Flawed Danish study

Latest Danish Study’s Reported Findings on Abortion-Breast Cancer Link Are Hyperinflated

Coalition on Abortion/Breast Cancer Challenges Danish Researchers to Study the Whole Group, Use Record-Linkage Database

The Coalition on Abortion/Breast Cancer commented on a Danish study led by Christina  Braüner entitled, “Induced abortion and breast cancer among parous women: A Danish cohort study.” 1

Braüner’s team studied a very limited segment of the population and misrepresented their findings. They stated they “did not find evidence of an adverse effect of induced abortion on breast cancer risk in parous (childbearing) older women overall....” But they didn’t look at parous women overall. They underestimated the risk of abortion by recruiting only women ages 50-65 and excluding all women already diagnosed with cancer. Pre-menopausal women were excluded, as were childless women, although there was no legitimate justification for it.

Women susceptible to breast cancer because of earlier abortions were either already dead or excluded from participation in the study because they already had cancer. The abortion-breast cancer link has been established in many studies with study subjects age 45 or younger. 2 3 4 5 6 Braüner’s group did not refute them.

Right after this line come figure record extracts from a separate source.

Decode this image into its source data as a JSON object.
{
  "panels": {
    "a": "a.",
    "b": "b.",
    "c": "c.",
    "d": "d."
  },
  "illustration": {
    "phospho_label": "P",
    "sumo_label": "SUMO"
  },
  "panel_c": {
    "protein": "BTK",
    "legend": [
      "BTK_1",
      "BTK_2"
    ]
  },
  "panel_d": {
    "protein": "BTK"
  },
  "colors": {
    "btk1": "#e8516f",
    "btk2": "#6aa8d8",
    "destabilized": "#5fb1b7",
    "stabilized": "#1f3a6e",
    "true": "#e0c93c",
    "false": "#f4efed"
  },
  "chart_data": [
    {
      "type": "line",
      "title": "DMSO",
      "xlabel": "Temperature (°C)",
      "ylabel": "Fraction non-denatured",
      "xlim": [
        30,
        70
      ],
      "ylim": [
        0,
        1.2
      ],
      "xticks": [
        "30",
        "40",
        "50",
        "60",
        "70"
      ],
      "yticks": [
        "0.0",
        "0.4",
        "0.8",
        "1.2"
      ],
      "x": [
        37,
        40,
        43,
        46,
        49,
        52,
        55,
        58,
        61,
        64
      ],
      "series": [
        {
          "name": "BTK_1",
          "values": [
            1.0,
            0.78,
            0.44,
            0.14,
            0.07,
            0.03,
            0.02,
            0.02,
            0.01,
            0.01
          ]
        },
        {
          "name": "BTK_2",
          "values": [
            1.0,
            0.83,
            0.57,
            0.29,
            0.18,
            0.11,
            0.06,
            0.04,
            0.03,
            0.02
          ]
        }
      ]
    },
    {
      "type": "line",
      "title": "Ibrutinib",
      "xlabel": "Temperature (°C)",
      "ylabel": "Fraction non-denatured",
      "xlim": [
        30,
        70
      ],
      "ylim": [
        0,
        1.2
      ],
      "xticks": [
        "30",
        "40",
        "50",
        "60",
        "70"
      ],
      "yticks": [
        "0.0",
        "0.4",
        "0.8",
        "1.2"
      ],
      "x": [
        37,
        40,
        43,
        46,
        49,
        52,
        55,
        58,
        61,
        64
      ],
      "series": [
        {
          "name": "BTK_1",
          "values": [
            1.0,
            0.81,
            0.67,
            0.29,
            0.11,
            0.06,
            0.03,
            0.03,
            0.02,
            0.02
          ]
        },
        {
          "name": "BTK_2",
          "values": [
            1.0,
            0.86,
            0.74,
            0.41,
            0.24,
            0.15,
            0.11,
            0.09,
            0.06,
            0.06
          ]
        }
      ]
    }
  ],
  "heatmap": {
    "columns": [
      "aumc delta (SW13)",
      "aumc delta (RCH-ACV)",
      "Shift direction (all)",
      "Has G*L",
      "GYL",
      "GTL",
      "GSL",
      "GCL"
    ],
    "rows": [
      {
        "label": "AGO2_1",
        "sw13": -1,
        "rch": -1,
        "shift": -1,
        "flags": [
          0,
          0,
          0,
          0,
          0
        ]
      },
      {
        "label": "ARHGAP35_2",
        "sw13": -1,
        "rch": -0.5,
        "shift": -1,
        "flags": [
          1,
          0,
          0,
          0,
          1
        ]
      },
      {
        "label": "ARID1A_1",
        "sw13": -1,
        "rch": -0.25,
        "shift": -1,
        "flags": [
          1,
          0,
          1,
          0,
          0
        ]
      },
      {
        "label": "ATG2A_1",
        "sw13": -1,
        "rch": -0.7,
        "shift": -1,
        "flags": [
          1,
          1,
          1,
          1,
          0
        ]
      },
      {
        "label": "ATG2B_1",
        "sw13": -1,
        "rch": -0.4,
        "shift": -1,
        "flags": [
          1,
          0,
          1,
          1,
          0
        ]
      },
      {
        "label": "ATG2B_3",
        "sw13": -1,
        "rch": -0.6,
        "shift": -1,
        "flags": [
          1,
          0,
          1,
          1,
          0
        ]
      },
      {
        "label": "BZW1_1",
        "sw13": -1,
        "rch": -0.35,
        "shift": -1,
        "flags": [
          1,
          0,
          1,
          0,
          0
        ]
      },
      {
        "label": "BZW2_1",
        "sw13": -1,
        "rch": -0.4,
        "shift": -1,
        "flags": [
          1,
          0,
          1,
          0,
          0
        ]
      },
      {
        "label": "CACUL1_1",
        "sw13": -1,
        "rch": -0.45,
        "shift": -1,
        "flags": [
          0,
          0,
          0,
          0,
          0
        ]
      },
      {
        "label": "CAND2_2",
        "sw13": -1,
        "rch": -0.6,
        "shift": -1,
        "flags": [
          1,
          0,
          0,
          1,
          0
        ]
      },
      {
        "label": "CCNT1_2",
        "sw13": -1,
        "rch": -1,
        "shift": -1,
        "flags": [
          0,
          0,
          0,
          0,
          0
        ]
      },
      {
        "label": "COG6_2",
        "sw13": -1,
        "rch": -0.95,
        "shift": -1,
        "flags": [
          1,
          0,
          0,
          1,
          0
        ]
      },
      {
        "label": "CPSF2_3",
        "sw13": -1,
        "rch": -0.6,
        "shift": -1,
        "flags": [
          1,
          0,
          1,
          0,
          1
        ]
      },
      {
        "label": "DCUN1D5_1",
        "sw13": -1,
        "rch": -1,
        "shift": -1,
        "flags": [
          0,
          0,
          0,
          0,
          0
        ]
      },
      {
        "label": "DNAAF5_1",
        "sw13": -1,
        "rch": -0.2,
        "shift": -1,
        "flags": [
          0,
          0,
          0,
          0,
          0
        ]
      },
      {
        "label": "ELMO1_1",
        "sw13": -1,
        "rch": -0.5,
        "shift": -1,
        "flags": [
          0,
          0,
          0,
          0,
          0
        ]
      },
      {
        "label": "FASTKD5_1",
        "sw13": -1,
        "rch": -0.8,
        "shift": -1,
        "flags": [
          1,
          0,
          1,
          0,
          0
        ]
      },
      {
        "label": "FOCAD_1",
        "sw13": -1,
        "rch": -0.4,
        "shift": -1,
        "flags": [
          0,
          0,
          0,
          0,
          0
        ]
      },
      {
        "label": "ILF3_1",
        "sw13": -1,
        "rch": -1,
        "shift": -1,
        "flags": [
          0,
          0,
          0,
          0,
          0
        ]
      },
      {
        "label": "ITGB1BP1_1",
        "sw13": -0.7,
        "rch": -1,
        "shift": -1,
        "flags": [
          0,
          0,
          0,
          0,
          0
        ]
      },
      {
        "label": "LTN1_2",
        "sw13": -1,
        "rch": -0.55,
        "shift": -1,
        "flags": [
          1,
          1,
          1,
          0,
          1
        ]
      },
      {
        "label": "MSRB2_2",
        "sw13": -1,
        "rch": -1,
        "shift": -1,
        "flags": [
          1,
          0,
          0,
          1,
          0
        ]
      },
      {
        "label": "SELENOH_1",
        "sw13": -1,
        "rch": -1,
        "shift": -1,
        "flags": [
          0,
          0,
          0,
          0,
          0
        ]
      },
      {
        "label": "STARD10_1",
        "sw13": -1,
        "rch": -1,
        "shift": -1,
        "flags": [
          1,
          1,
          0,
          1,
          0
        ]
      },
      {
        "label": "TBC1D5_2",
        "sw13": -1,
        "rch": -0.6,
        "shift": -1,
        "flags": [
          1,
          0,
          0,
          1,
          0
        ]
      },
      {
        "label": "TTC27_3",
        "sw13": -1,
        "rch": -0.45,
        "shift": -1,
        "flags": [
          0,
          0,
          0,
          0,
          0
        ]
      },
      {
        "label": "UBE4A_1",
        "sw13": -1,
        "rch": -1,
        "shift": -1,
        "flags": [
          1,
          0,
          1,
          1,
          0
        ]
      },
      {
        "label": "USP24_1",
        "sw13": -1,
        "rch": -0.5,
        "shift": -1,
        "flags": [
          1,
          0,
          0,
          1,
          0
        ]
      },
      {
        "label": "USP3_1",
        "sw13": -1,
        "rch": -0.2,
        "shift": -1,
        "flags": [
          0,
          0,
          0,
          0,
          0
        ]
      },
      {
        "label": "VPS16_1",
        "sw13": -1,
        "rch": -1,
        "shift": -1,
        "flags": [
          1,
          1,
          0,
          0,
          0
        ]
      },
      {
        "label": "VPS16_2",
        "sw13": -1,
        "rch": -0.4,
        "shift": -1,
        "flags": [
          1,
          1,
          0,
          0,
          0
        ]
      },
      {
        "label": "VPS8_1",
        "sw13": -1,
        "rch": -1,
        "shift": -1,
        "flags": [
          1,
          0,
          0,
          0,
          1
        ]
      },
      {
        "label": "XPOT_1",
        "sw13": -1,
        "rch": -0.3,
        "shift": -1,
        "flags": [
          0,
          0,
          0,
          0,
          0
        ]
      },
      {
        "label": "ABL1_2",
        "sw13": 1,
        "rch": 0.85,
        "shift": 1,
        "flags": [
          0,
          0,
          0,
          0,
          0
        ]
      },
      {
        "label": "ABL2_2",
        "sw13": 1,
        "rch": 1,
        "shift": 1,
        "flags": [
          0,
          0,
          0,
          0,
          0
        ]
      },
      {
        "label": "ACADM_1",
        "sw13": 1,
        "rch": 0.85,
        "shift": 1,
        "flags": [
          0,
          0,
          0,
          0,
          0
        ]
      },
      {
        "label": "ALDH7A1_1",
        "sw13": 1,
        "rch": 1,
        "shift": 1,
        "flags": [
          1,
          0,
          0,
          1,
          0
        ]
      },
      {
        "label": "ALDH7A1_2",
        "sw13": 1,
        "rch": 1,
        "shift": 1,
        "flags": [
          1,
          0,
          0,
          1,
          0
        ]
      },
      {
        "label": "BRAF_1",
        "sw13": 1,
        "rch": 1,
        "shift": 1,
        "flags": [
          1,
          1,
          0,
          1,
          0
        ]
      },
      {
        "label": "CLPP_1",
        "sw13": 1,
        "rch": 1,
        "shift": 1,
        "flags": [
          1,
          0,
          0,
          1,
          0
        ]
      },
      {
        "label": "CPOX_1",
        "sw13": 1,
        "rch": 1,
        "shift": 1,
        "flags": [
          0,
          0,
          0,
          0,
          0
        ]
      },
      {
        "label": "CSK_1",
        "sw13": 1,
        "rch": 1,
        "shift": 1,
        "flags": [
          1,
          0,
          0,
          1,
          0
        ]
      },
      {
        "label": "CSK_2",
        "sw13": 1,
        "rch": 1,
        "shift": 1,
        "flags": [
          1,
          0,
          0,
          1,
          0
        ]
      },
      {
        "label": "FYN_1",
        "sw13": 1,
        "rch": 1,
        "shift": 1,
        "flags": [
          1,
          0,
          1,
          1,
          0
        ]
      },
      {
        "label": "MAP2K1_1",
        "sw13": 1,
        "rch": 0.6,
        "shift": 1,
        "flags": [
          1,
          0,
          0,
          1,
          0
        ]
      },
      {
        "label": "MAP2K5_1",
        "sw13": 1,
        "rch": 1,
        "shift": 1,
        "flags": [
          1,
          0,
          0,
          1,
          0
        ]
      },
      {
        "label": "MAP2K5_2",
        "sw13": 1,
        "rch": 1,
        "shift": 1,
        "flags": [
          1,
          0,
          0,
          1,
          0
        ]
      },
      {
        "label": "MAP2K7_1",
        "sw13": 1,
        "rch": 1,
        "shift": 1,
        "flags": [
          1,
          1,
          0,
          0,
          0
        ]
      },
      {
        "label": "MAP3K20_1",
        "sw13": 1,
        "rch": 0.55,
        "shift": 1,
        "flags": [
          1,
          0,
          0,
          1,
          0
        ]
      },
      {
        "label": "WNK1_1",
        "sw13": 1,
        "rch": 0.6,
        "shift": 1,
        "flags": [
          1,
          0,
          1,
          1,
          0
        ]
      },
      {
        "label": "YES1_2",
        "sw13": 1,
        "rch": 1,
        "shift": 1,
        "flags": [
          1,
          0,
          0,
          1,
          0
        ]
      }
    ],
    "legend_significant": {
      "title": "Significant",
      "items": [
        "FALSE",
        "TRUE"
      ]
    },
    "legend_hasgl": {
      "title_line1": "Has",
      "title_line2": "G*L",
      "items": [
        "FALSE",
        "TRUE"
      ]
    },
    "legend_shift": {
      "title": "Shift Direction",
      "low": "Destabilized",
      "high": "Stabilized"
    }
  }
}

Importantly, their abstract reported they had conducted “a follow-up of approximately 12 years” after entry into the study. The average age at abortion in Denmark is 27. [7] Median age at recruitment in the study was age 57. That’s a 30 year difference. The follow-up period actually included a range of between 1 and 50 years following abortion with an average of 30 years. The oldest women who had abortions were 49, but the youngest women were 15. 7

Professor Joel Brind (Baruch College, City University of New York) said, “The important point is that all the women in the study who had had an abortion were the ones who did not get cancer for an average of about 30 years after the abortion. By that time, the study showed that these survivors had no greater risk of breast cancer much later in life than those who did not have any abortions, if the data set is valid, that is. Concluding from this that there is no evidence of an ABC link is a gross exaggeration and irresponsible. It's like saying: ‘Don't worry about breast cancer if you have an abortion,’ that is, just worry for 30 years, and then you can stop worrying! (although your risk is still higher than it would have been had every child you aborted been carried to term instead).”

Abortion was legalized in 1939 in Denmark, not 1973, as the authors claimed. In 1956 it was liberalized, and in 1973 abortion on demand became legal.

The authors unnecessarily relied on self-reports of abortion histories at entrance to the study. Then they speculated whether underreporting of abortions may have occurred.

Karen Malec, president of the Coalition on Abortion/Breast Cancer challenged Braüner and her colleagues. She said, “If these researchers are sincerely interested in determining whether abortion raises risk, why don’t they look at the whole cohort and use data linking records of abortions with records of breast cancer? In a 1997 Danish study, one-fourth of the study subjects (about 350,000 women) were under age 25. They’re 16 years older today. Why not use that database? 8

“Aside from the question of whether abortion leaves the breasts with more places for cancers to start, accepted risk factors for breast cancer include childlessness, small family size, delayed first full term pregnancy and little or no breastfeeding. Abortion deprives women of the protective effect of childbearing.” 6

The Coalition on Abortion/Breast Cancer is an international women’s organization founded to protect the health and save the lives of women by educating and providing information on abortion as a risk factor for breast cancer.